The purpose remains to support employers adversely affected by COVID-19, so that they can continue to pay their employees, and supports employees to ensure they continue to receive an income, and stay connected to their employer, even if they are unable to work.

The employer will retain the employee for at least the duration of the extension and will pay the full subsidy received, except where a person’s income is less than the subsidy amount, in which case they can be paid their normal salary.  It is expected that the employer will top up to at least 80% of salary where possible.

The Wage Subsidy Scheme is available to all businesses (including the self-employed, contractors and sole traders), registered charities, incorporated societies and post settlement governance entities, that are adversely affected by COVID-19.

What is different?  The subsidy spans 8 weeks rather than 12 weeks and the revenue loss is set at 50% rather than 30%, for the 30 days before the employer applies for the extension (compared to the closest period last year). There are different calculations for organisations where this is not possible, such as new businesses or pre-revenue firms.

The extension throws up some interesting scenarios around restructures and redundancies.

Firstly – it is also available to employers who recently let employees go because of COVID-19 – provided they re-hire those employees.  Does this mean that there is an obligation to rehire those who were laid off due to COVID-19? The answer is – well, no.  Employers need to look pragmatically at the business outlook – can they forecast an upturn in revenue that will be able to sustain employees in employment beyond the 8 weeks?  Whilst there is no legal obligation to top up the wage subsidy, in some cases this will need to be done to ensure minimum wage requirements are met, and in some circumstances even this could be too financially draining for some employers struggling to stay afloat.

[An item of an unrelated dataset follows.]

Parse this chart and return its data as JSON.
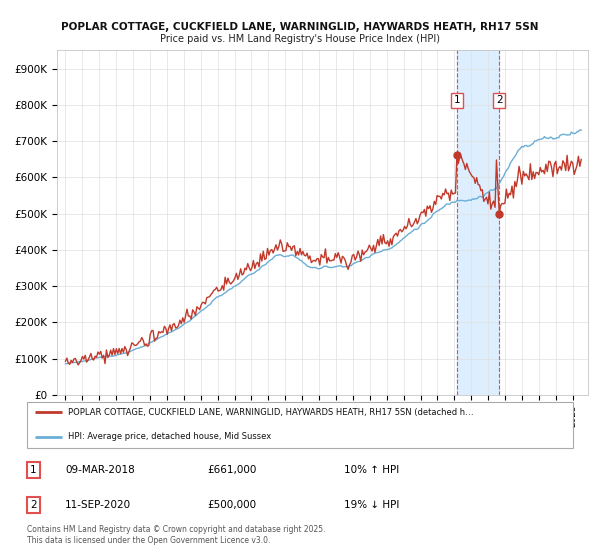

Secondly – what happens to redundancy processes that are currently underway?  The advice is that if you can pause these processes as an employer, you should.  The outlook for a business after a further 8 weeks of wage support may be brighter.  The consultation process is the right vehicle to explore different ways to sustain employment, and discussions around the wage subsidy extension should now form part of these processes.  The key for employees and employers is to work together to see if they can find a suitable alternative to redundancy.